Broken open by the impact, the solid fuel spilled and burned to form an instant smokescreen that masked the target, and when it cleared, it was gone. Seconds later the warhead self-destructed and sent a plume of steam and woodland debris above the treetops.
The three men exchanged no words as they trudged to rejoin the others, now emerging from cover.
Following a few paces behind, Hyde looked at his hands. They were shaking. He realized that deep within himself the months of combat were finally taking their toll. Circumstances, and his own stubborn refusal to see it, had driven him to and beyond his limit.
Passing the Hummer, Hyde checked the driver. Sometime during the brief action he had died. Alone, uncomforted, ignored in the skirmish going on about him, he had succumbed to the massive head wound that had blown a chunk from the front of his skull. Pulverized brain matter still dripped into his lap. Most likely he had known little about it after that single smashing blow. He had probably even been beyond pain. It had been a mercy, of sorts.
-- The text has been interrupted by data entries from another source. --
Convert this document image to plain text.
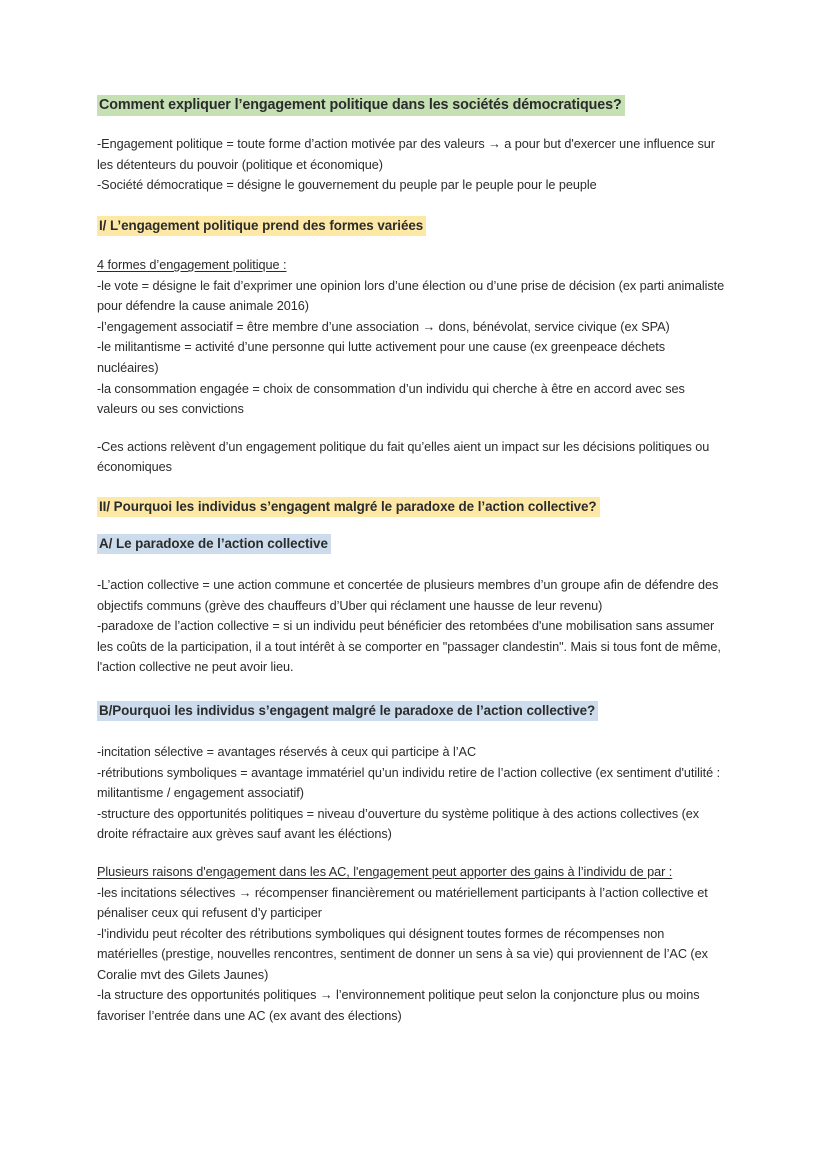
Comment expliquer l’engagement politique dans les sociétés démocratiques?

-Engagement politique = toute forme d’action motivée par des valeurs → a pour but d'exercer une influence sur les détenteurs du pouvoir (politique et économique)

-Société démocratique = désigne le gouvernement du peuple par le peuple pour le peuple

I/ L’engagement politique prend des formes variées

4 formes d’engagement politique :

-le vote = désigne le fait d’exprimer une opinion lors d’une élection ou d’une prise de décision (ex parti animaliste pour défendre la cause animale 2016)

-l’engagement associatif = être membre d’une association → dons, bénévolat, service civique (ex SPA)

-le militantisme = activité d’une personne qui lutte activement pour une cause (ex greenpeace déchets nucléaires)

-la consommation engagée = choix de consommation d’un individu qui cherche à être en accord avec ses valeurs ou ses convictions

-Ces actions relèvent d’un engagement politique du fait qu’elles aient un impact sur les décisions politiques ou économiques

II/ Pourquoi les individus s’engagent malgré le paradoxe de l’action collective?
A/ Le paradoxe de l’action collective

-L’action collective = une action commune et concertée de plusieurs membres d’un groupe afin de défendre des objectifs communs (grève des chauffeurs d’Uber qui réclament une hausse de leur revenu)

-paradoxe de l’action collective = si un individu peut bénéficier des retombées d'une mobilisation sans assumer les coûts de la participation, il a tout intérêt à se comporter en "passager clandestin". Mais si tous font de même, l'action collective ne peut avoir lieu.

B/Pourquoi les individus s’engagent malgré le paradoxe de l’action collective?

-incitation sélective = avantages réservés à ceux qui participe à l’AC

-rétributions symboliques = avantage immatériel qu’un individu retire de l’action collective (ex sentiment d'utilité : militantisme / engagement associatif)

-structure des opportunités politiques = niveau d’ouverture du système politique à des actions collectives (ex droite réfractaire aux grèves sauf avant les éléctions)

Plusieurs raisons d'engagement dans les AC, l'engagement peut apporter des gains à l’individu de par :

-les incitations sélectives → récompenser financièrement ou matériellement participants à l’action collective et pénaliser ceux qui refusent d’y participer

-l'individu peut récolter des rétributions symboliques qui désignent toutes formes de récompenses non matérielles (prestige, nouvelles rencontres, sentiment de donner un sens à sa vie) qui proviennent de l’AC (ex Coralie mvt des Gilets Jaunes)

-la structure des opportunités politiques → l’environnement politique peut selon la conjoncture plus ou moins favoriser l’entrée dans une AC (ex avant des élections)
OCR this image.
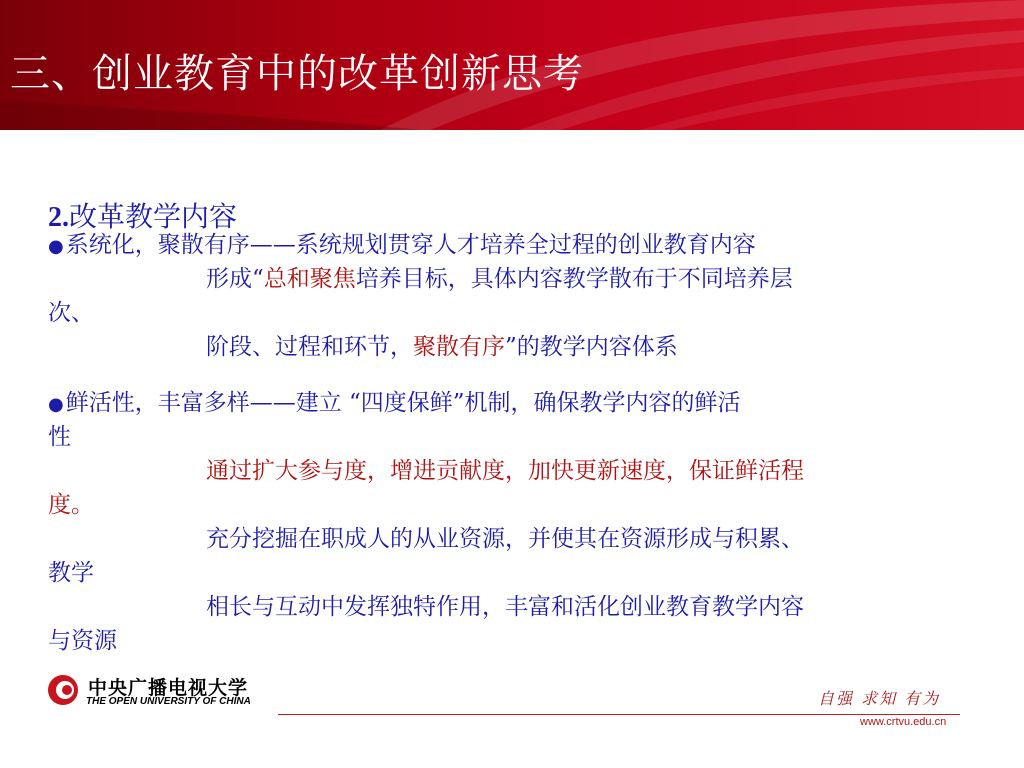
三、创业教育中的改革创新思考
2.改革教学内容
●系统化，聚散有序——系统规划贯穿人才培养全过程的创业教育内容
形成“总和聚焦培养目标，具体内容教学散布于不同培养层
次、
阶段、过程和环节，聚散有序”的教学内容体系
●鲜活性，丰富多样——建立 “四度保鲜”机制，确保教学内容的鲜活
性
通过扩大参与度，增进贡献度，加快更新速度，保证鲜活程
度。
充分挖掘在职成人的从业资源，并使其在资源形成与积累、
教学
相长与互动中发挥独特作用，丰富和活化创业教育教学内容
与资源
中央广播电视大学
THE OPEN UNIVERSITY OF CHINA	自强 求知 有为
www.crtvu.edu.cn
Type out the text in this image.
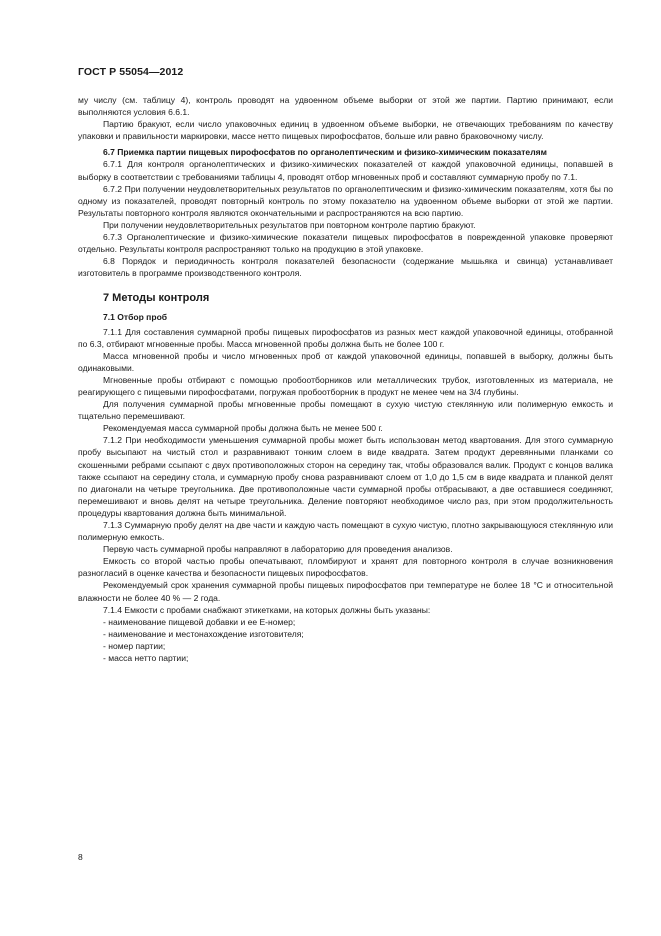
ГОСТ Р 55054—2012

му числу (см. таблицу 4), контроль проводят на удвоенном объеме выборки от этой же партии. Партию принимают, если выполняются условия 6.6.1.

Партию бракуют, если число упаковочных единиц в удвоенном объеме выборки, не отвечающих требованиям по качеству упаковки и правильности маркировки, массе нетто пищевых пирофосфатов, больше или равно браковочному числу.

6.7 Приемка партии пищевых пирофосфатов по органолептическим и физико-химическим показателям

6.7.1 Для контроля органолептических и физико-химических показателей от каждой упаковочной единицы, попавшей в выборку в соответствии с требованиями таблицы 4, проводят отбор мгновенных проб и составляют суммарную пробу по 7.1.

6.7.2 При получении неудовлетворительных результатов по органолептическим и физико-химическим показателям, хотя бы по одному из показателей, проводят повторный контроль по этому показателю на удвоенном объеме выборки от этой же партии. Результаты повторного контроля являются окончательными и распространяются на всю партию.

При получении неудовлетворительных результатов при повторном контроле партию бракуют.

6.7.3 Органолептические и физико-химические показатели пищевых пирофосфатов в поврежденной упаковке проверяют отдельно. Результаты контроля распространяют только на продукцию в этой упаковке.

6.8 Порядок и периодичность контроля показателей безопасности (содержание мышьяка и свинца) устанавливает изготовитель в программе производственного контроля.

7 Методы контроля

7.1 Отбор проб

7.1.1 Для составления суммарной пробы пищевых пирофосфатов из разных мест каждой упаковочной единицы, отобранной по 6.3, отбирают мгновенные пробы. Масса мгновенной пробы должна быть не более 100 г.

Масса мгновенной пробы и число мгновенных проб от каждой упаковочной единицы, попавшей в выборку, должны быть одинаковыми.

Мгновенные пробы отбирают с помощью пробоотборников или металлических трубок, изготовленных из материала, не реагирующего с пищевыми пирофосфатами, погружая пробоотборник в продукт не менее чем на 3/4 глубины.

Для получения суммарной пробы мгновенные пробы помещают в сухую чистую стеклянную или полимерную емкость и тщательно перемешивают.

Рекомендуемая масса суммарной пробы должна быть не менее 500 г.

7.1.2 При необходимости уменьшения суммарной пробы может быть использован метод квартования. Для этого суммарную пробу высыпают на чистый стол и разравнивают тонким слоем в виде квадрата. Затем продукт деревянными планками со скошенными ребрами ссыпают с двух противоположных сторон на середину так, чтобы образовался валик. Продукт с концов валика также ссыпают на середину стола, и суммарную пробу снова разравнивают слоем от 1,0 до 1,5 см в виде квадрата и планкой делят по диагонали на четыре треугольника. Две противоположные части суммарной пробы отбрасывают, а две оставшиеся соединяют, перемешивают и вновь делят на четыре треугольника. Деление повторяют необходимое число раз, при этом продолжительность процедуры квартования должна быть минимальной.

7.1.3 Суммарную пробу делят на две части и каждую часть помещают в сухую чистую, плотно закрывающуюся стеклянную или полимерную емкость.

Первую часть суммарной пробы направляют в лабораторию для проведения анализов.

Емкость со второй частью пробы опечатывают, пломбируют и хранят для повторного контроля в случае возникновения разногласий в оценке качества и безопасности пищевых пирофосфатов.

Рекомендуемый срок хранения суммарной пробы пищевых пирофосфатов при температуре не более 18 °С и относительной влажности не более 40 % — 2 года.

7.1.4 Емкости с пробами снабжают этикетками, на которых должны быть указаны:

- наименование пищевой добавки и ее Е-номер;

- наименование и местонахождение изготовителя;

- номер партии;

- масса нетто партии;

8
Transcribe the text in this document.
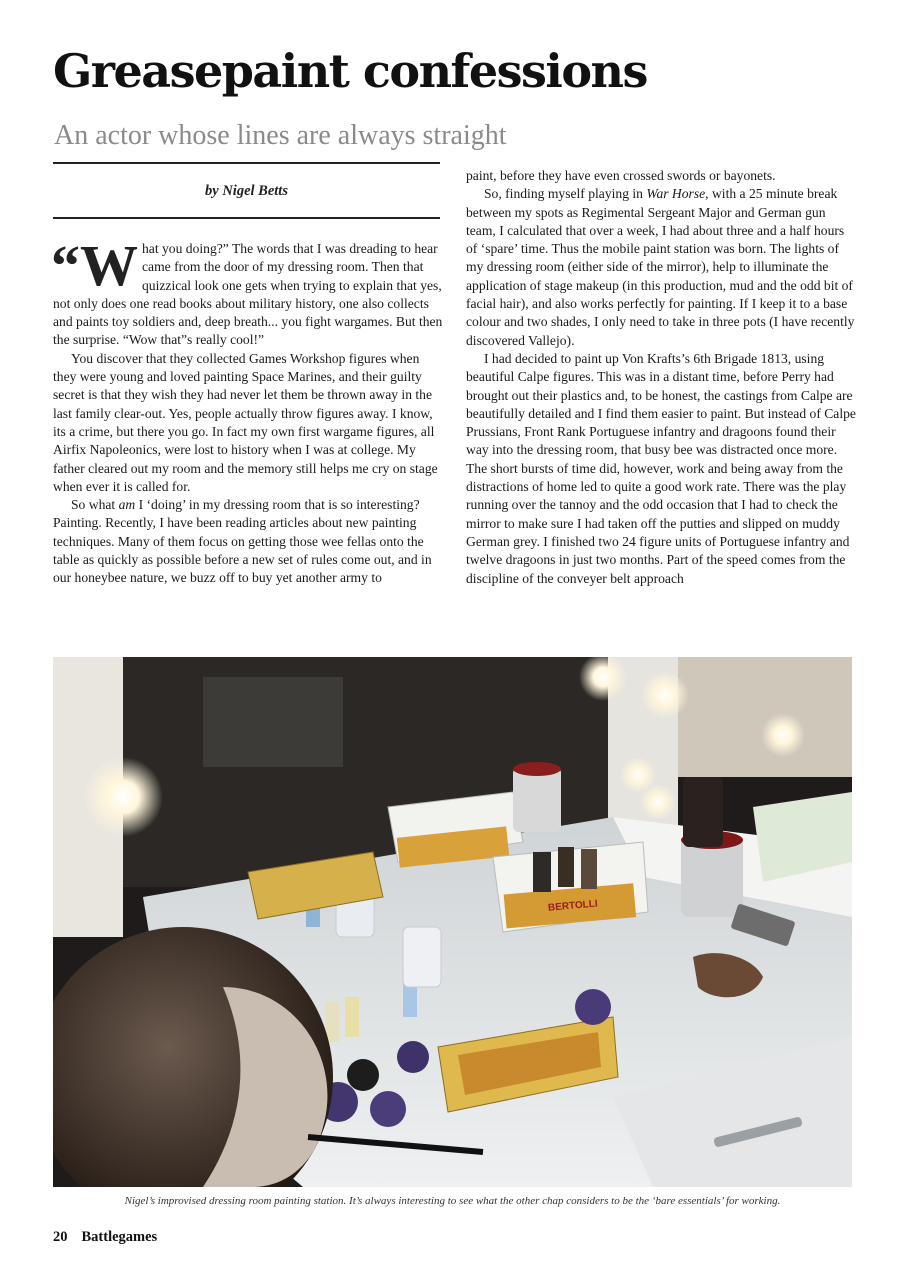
Greasepaint confessions
An actor whose lines are always straight
by Nigel Betts

“What you doing?” The words that I was dreading to hear came from the door of my dressing room. Then that quizzical look one gets when trying to explain that yes, not only does one read books about military history, one also collects and paints toy soldiers and, deep breath... you fight wargames. But then the surprise. “Wow that”s really cool!”

You discover that they collected Games Workshop figures when they were young and loved painting Space Marines, and their guilty secret is that they wish they had never let them be thrown away in the last family clear-out. Yes, people actually throw figures away. I know, its a crime, but there you go. In fact my own first wargame figures, all Airfix Napoleonics, were lost to history when I was at college. My father cleared out my room and the memory still helps me cry on stage when ever it is called for.

So what am I ‘doing’ in my dressing room that is so interesting? Painting. Recently, I have been reading articles about new painting techniques. Many of them focus on getting those wee fellas onto the table as quickly as possible before a new set of rules come out, and in our honeybee nature, we buzz off to buy yet another army to

paint, before they have even crossed swords or bayonets.

So, finding myself playing in War Horse, with a 25 minute break between my spots as Regimental Sergeant Major and German gun team, I calculated that over a week, I had about three and a half hours of ‘spare’ time. Thus the mobile paint station was born. The lights of my dressing room (either side of the mirror), help to illuminate the application of stage makeup (in this production, mud and the odd bit of facial hair), and also works perfectly for painting. If I keep it to a base colour and two shades, I only need to take in three pots (I have recently discovered Vallejo).

I had decided to paint up Von Krafts’s 6th Brigade 1813, using beautiful Calpe figures. This was in a distant time, before Perry had brought out their plastics and, to be honest, the castings from Calpe are beautifully detailed and I find them easier to paint. But instead of Calpe Prussians, Front Rank Portuguese infantry and dragoons found their way into the dressing room, that busy bee was distracted once more. The short bursts of time did, however, work and being away from the distractions of home led to quite a good work rate. There was the play running over the tannoy and the odd occasion that I had to check the mirror to make sure I had taken off the putties and slipped on muddy German grey. I finished two 24 figure units of Portuguese infantry and twelve dragoons in just two months. Part of the speed comes from the discipline of the conveyer belt approach

BERTOLLI
Nigel’s improvised dressing room painting station. It’s always interesting to see what the other chap considers to be the ‘bare essentials’ for working.
20 Battlegames
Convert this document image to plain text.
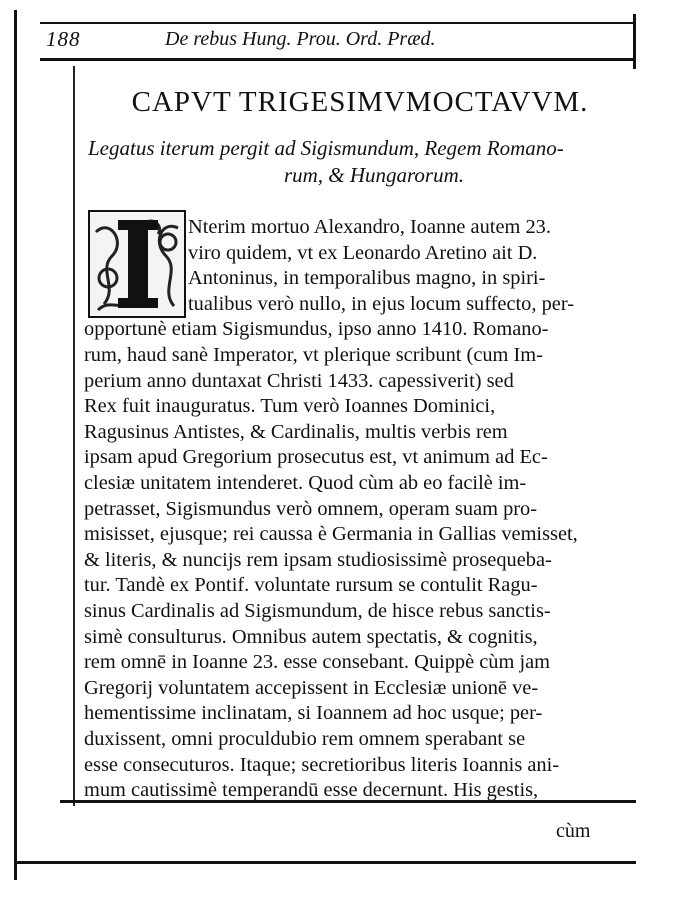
188	De rebus Hung. Prou. Ord. Præd.
CAPVT TRIGESIMVMOCTAVVM.
Legatus iterum pergit ad Sigismundum, Regem Romano-
rum, & Hungarorum.
Nterim mortuo Alexandro, Ioanne autem 23.
viro quidem, vt ex Leonardo Aretino ait D.
Antoninus, in temporalibus magno, in spiri-
tualibus verò nullo, in ejus locum suffecto, per-
opportunè etiam Sigismundus, ipso anno 1410. Romano-
rum, haud sanè Imperator, vt plerique scribunt (cum Im-
perium anno duntaxat Christi 1433. capessiverit) sed
Rex fuit inauguratus. Tum verò Ioannes Dominici,
Ragusinus Antistes, & Cardinalis, multis verbis rem
ipsam apud Gregorium prosecutus est, vt animum ad Ec-
clesiæ unitatem intenderet. Quod cùm ab eo facilè im-
petrasset, Sigismundus verò omnem, operam suam pro-
misisset, ejusque; rei caussa è Germania in Gallias vemisset,
& literis, & nuncijs rem ipsam studiosissimè prosequeba-
tur. Tandè ex Pontif. voluntate rursum se contulit Ragu-
sinus Cardinalis ad Sigismundum, de hisce rebus sanctis-
simè consulturus. Omnibus autem spectatis, & cognitis,
rem omnē in Ioanne 23. esse consebant. Quippè cùm jam
Gregorij voluntatem accepissent in Ecclesiæ unionē ve-
hementissime inclinatam, si Ioannem ad hoc usque; per-
duxissent, omni proculdubio rem omnem sperabant se
esse consecuturos. Itaque; secretioribus literis Ioannis ani-
mum cautissimè temperandū esse decernunt. His gestis,
cùm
‘We lost Solly, Ferris and Lang. They caught a burst trying to get out over the top. Same as ours, the door jammed.’ Preoccupied with a dozen thoughts, Revell didn’t register the British sergeant’s detachment from the scene. ‘Apart from that just a few scratches.’ He took off his helmet and, in wiping sweat away, added more dirt.
The light rain was doing little to disperse the blood from the three corpses huddled by the interlocked APCs. Except in one place, where it mingled with a large puddle that was gradually reddening.